Comme toutes les beuveries ont une fin, celle-ci se terminera abruptement par une balle en pleine tête. Réveillé de ses égarements nocturnes, Michael est de nouveau devant ce pinball dont le ressort phallique et la bille mammaire semblent avoir servi à l'inconscient iconographique du bédéiste. Comme sur cette arcade, la vie serait une suite de trajets aléatoires partants toujours du même ressort, une bille incontrôlable rebondissant parfois sur de nouvelles parois, parfois sur les mêmes angles que nous ne cessons de redouter.
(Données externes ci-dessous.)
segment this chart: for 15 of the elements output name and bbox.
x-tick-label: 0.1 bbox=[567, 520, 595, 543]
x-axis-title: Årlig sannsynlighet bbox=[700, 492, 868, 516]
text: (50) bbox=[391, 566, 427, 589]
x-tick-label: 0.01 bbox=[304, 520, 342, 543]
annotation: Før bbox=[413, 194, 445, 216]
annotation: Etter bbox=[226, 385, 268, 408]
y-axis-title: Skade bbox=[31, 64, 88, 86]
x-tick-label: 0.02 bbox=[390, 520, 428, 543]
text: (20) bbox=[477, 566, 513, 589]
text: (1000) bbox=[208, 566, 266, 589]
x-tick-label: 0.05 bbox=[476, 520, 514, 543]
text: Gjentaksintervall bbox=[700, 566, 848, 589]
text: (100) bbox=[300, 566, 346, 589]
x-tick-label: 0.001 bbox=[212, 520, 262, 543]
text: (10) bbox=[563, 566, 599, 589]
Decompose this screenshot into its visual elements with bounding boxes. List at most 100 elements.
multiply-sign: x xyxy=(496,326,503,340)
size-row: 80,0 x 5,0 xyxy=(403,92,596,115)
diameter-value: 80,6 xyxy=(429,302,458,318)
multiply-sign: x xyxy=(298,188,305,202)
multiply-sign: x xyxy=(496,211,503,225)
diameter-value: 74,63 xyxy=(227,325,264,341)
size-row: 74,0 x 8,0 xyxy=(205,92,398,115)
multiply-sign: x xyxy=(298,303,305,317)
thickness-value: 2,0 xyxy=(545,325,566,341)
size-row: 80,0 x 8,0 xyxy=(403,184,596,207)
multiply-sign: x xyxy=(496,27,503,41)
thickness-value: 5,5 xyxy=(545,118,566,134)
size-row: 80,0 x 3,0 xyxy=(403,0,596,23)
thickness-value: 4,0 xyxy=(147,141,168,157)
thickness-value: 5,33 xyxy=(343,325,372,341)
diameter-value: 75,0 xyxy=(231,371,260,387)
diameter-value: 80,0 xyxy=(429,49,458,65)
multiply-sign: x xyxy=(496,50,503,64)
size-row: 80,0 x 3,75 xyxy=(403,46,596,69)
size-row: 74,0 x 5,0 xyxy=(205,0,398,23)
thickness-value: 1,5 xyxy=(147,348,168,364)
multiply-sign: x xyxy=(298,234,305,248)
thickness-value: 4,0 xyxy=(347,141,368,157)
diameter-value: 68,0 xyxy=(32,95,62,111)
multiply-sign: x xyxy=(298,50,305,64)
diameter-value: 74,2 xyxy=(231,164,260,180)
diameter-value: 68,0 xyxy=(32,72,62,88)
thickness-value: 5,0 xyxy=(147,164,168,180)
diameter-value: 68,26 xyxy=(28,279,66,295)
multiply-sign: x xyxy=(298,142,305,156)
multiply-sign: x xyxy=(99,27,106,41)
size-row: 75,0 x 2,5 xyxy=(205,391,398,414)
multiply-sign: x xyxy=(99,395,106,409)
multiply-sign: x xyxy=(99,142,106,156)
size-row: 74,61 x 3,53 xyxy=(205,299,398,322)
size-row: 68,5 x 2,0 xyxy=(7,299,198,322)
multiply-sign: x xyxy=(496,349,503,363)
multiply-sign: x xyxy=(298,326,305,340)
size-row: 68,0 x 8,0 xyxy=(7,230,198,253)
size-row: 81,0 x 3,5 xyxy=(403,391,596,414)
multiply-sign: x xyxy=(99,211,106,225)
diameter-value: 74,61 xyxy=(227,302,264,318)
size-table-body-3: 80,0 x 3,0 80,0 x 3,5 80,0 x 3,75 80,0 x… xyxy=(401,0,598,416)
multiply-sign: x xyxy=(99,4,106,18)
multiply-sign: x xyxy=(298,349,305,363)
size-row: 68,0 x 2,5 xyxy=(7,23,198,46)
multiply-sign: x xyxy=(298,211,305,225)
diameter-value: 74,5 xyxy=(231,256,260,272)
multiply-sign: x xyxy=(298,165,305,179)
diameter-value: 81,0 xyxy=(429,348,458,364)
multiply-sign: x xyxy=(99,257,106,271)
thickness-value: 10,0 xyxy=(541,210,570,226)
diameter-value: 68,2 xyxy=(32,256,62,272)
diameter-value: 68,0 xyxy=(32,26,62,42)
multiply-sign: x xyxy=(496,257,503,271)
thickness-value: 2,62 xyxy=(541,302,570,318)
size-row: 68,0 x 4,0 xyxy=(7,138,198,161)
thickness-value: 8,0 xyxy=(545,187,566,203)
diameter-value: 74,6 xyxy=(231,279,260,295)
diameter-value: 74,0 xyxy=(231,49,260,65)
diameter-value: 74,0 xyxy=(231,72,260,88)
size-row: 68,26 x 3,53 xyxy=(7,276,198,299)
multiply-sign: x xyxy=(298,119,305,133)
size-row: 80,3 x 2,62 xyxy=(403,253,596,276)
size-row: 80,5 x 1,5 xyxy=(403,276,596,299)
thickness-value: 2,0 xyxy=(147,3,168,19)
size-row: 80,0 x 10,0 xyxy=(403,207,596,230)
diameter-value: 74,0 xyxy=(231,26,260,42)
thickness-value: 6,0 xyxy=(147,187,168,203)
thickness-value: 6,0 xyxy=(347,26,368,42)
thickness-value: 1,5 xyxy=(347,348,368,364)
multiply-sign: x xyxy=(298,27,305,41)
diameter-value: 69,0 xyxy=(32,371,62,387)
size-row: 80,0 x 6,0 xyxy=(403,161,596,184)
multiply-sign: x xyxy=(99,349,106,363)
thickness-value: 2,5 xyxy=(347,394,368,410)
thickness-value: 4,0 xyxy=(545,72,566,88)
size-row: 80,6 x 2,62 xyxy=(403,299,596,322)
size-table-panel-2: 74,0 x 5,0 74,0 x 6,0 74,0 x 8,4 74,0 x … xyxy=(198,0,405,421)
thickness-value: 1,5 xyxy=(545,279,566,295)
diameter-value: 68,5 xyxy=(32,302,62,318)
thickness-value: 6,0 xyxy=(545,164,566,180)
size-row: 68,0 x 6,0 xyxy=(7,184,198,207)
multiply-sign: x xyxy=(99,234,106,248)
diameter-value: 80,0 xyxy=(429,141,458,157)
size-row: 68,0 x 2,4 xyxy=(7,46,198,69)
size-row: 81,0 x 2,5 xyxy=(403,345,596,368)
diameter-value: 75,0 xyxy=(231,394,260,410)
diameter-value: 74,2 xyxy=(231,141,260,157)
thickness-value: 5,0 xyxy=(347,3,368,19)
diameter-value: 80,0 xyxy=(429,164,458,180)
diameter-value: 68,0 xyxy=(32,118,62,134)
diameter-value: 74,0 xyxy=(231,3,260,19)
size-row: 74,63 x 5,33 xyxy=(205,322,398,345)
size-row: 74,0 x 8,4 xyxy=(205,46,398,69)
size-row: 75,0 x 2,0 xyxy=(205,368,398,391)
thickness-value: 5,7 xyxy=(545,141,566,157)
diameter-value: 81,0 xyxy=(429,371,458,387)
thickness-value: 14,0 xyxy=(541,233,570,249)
Seuls et limités sont les gardiens de l'abîme, ces deux flippers immobiles, mais fiables, cette opposition entre une mère juive et un père italien, entre la droiture anesthésiée et la décadence animale, entre la prise de vue réelle et l'animation. Tout comme il trichait et sauvait Fritz de la mort que lui ferait subir Crumb quelques années plus tard, Bakshi suppose que ces tensions sont celles qui nous gardent en vie. En refusant la mort par nihilisme, il se refuse cette bipolarité, se refuse à choisir l'un ou l'autre de ces versants, se met en danger et se force à mettre de nouveaux jetons dans le pinball... Et combien de jetons restait-il alors à Bakshi l'iconoclaste d'aucun système? Combien de jetons, vous, voudriez-vous dépenser? Michael, lui, a fracassé la machine lors de la dernière scène. Il a préféré s'en aller vers une finale d'une mièvrerie sans nom, dépoché par la machine de cette vie, l'élastique de sa créativité brisé, convaincu par le pinball wizard de sa conscience qu'il était temps de lâcher prise. Ne faites pas comme Michael, dit Bakshi, économisez vos jetons et faites aller vos flippers.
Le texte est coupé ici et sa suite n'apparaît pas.